I’m sure plenty of people have heard of Ariel’s campaign to wash at 30°C. This is a great way to save energy, as up to 90% of energy used in the washing process is taken up heating the water, so if the temperature is lower less energy is needed to reach it. The lowering of the washing temperature by just 10° reduced the amount of energy consumed by approximately 14%. This incentive is a positive to save energy, however the detergent companies have cleverly obscured the issue of the chemical ingredients within their products. More recently, Persil have developed a detergent that washes at 15°, which is all well and good, but who has a 15° setting on their washing machine?
Concentrated formulas have been developed to reduce packaging, space and energy when transported. Isn’t that wonderful? It’s a shame they forget to tell you that they pack these concentrated versions with fillers such as sodium sulphate. Also, consumers have difficulty measuring doses of the ‘normal’ detergents, which inevitably leads to overdosing with the concentrated formulas too. Standard detergents are also unlikely to biodegrade and contain phosphates, which consumers are currently paying for the removal of through their water bills.
So, any alternatives?
Eco detergents, for example Ecover or Bio D contain plant based surfactants and (usually) free of optical brighteners and phosphates. In using plant based surfactants, eco detergents have the ability to biodegrade in a matter of hours or days. These detergents can also wash at 30°C.
Avoid products with optical brighteners as these are made with the chemical stilabene, which can usually cause allergic reactions, effect hormones (nice!) and are toxic to fish.
Other, more unusual products exist in the form of Ecoballs or Soapods. Ecoballs are plastic balls that contain ceramic granules that ironises oxygen molecules in the water to wash clothes. They do not pollute water, fade or damage clothing; however can soften it (which my brother vouched for when he read!), are anti bacterial and can be used up to 1,000 washes! Soapods are a renewable resource that grows on sapindus trees. The shell of the fruit is placed in a canvas bag and into a normal wash. They are 100% biodegradable, allergy free and ensure colours stay bright and soft.
I also researched into care labelling (which if your reading this, I’m sure you read and follow the instructions, right?). It has been reported that over half of consumers (57%) always or usually read laundering instructions before washing a garment, a huge drop from 77% in 2003. There is generally a low to average level of understanding of garment care labels. Habit usually prevents consumers reading care labels, which are usually used as a guide rather than strict instructions.
The way in which garments are labelled, in relation to care, I find somewhat frustrating as they are incredibly vague yet ridiculously complicated at the same time. Though a mini investigation into my own wardrobe, I investigated the number of loads I was expected to separate my clothing into to achieve optimum washing results. In following the recommendations along with separation of colours, 21 loads were created! (There’s no way I’m spending my weekend doing that many loads!)

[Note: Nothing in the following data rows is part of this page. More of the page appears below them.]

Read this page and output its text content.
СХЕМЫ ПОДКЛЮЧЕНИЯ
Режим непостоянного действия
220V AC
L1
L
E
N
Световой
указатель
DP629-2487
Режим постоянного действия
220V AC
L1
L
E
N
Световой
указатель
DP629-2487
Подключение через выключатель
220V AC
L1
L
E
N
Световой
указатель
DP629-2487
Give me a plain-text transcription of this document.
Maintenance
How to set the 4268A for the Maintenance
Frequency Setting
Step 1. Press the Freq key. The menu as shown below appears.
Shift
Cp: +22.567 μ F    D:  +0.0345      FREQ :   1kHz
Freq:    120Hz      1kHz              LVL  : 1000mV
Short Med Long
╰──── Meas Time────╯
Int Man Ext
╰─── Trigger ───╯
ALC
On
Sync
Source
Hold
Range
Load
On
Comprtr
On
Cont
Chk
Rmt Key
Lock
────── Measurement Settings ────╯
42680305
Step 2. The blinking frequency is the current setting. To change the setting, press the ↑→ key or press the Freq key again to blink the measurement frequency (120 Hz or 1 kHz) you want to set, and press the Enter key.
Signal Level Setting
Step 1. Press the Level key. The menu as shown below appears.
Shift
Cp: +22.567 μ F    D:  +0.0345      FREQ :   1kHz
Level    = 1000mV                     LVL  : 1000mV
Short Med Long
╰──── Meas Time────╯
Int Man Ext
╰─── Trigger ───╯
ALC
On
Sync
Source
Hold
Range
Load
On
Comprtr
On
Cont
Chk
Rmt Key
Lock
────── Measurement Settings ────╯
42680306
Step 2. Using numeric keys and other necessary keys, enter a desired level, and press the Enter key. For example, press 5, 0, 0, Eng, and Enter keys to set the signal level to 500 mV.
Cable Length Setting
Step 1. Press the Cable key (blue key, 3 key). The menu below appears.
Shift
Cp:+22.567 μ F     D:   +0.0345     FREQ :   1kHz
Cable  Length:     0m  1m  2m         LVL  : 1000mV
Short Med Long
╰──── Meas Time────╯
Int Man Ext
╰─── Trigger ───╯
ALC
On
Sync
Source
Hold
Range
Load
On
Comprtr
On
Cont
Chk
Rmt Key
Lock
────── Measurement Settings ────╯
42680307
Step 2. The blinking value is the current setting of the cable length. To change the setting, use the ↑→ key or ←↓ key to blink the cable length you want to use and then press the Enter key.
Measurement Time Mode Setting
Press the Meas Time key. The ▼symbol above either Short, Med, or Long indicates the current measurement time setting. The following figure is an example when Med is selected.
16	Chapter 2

I also noted contradictions and errors within the labelling of my wardrobe; additional text not matching symbols, garments that can be machine washed as well as dry cleaned and dry clean and tumble dry symbols being mixed up.

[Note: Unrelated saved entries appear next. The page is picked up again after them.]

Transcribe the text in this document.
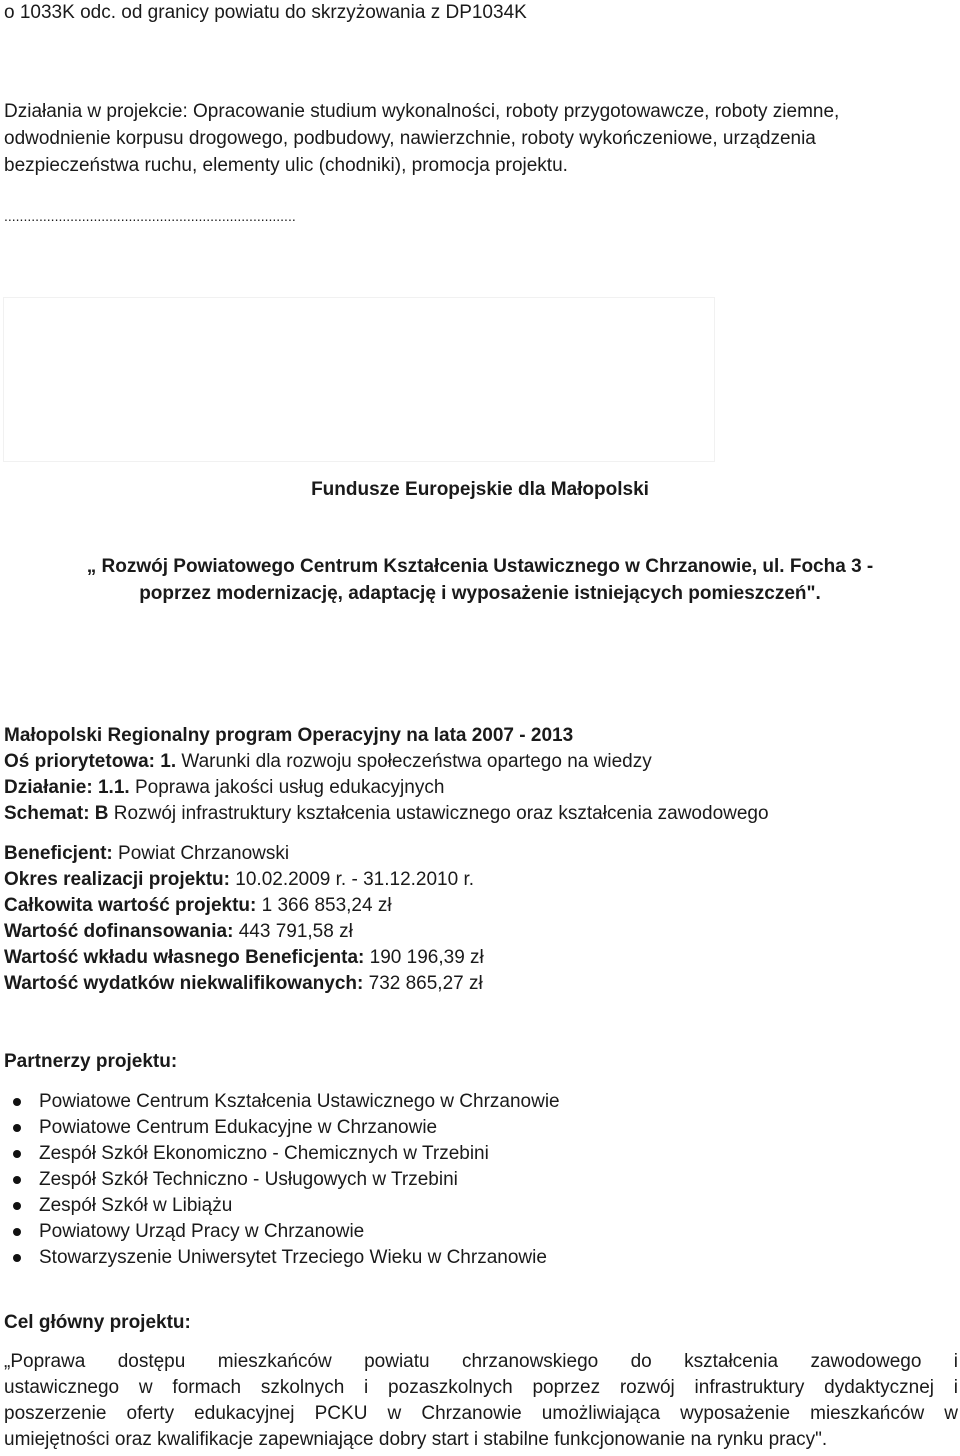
o 1033K odc. od granicy powiatu do skrzyżowania z DP1034K
Działania w projekcie: Opracowanie studium wykonalności, roboty przygotowawcze, roboty ziemne,
odwodnienie korpusu drogowego, podbudowy, nawierzchnie, roboty wykończeniowe, urządzenia
bezpieczeństwa ruchu, elementy ulic (chodniki), promocja projektu.
...........................................................................
Fundusze Europejskie dla Małopolski
„ Rozwój Powiatowego Centrum Kształcenia Ustawicznego w Chrzanowie, ul. Focha 3 -
poprzez modernizację, adaptację i wyposażenie istniejących pomieszczeń".
Małopolski Regionalny program Operacyjny na lata 2007 - 2013
Oś priorytetowa: 1. Warunki dla rozwoju społeczeństwa opartego na wiedzy
Działanie: 1.1. Poprawa jakości usług edukacyjnych
Schemat: B Rozwój infrastruktury kształcenia ustawicznego oraz kształcenia zawodowego
Beneficjent: Powiat Chrzanowski
Okres realizacji projektu: 10.02.2009 r. - 31.12.2010 r.
Całkowita wartość projektu: 1 366 853,24 zł
Wartość dofinansowania: 443 791,58 zł
Wartość wkładu własnego Beneficjenta: 190 196,39 zł
Wartość wydatków niekwalifikowanych: 732 865,27 zł
Partnerzy projektu:
Powiatowe Centrum Kształcenia Ustawicznego w Chrzanowie
Powiatowe Centrum Edukacyjne w Chrzanowie
Zespół Szkół Ekonomiczno - Chemicznych w Trzebini
Zespół Szkół Techniczno - Usługowych w Trzebini
Zespół Szkół w Libiążu
Powiatowy Urząd Pracy w Chrzanowie
Stowarzyszenie Uniwersytet Trzeciego Wieku w Chrzanowie
Cel główny projektu:
„Poprawa dostępu mieszkańców powiatu chrzanowskiego do kształcenia zawodowego i
ustawicznego w formach szkolnych i pozaszkolnych poprzez rozwój infrastruktury dydaktycznej i
poszerzenie oferty edukacyjnej PCKU w Chrzanowie umożliwiająca wyposażenie mieszkańców w
umiejętności oraz kwalifikacje zapewniające dobry start i stabilne funkcjonowanie na rynku pracy".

The Home Laundering Consultative Council (HLCC) regulates the labelling system. Through research, I discovered that the 30° wash tub symbol is not a registered symbol by HLCC hence the additional text on care labels. I was shocked to discover this, especially with the increased coverage of washing at 30°. Also the only drying symbols within the HLCC are tumble dry or no tumble dry. Researching further, I discovered that within Japan and America there are a selection of drying symbols:
Japanese Natural Drying Symbols
American Natural Drying Symbols
This made me question the labelling system, to which I came to the conclusion that it is somewhat outdated. There is a definite case for further research into the application of symbols offered. Care labels also need to reflect the current situation and encourage consumers to re-think their laundering practice to save energy.
So, this is a summary of my first term on the course Fashion and the Environment. You may feel that this does not fit the design philosophy of the blog, but I think there are processes within garment laundering that definitely need a re-design.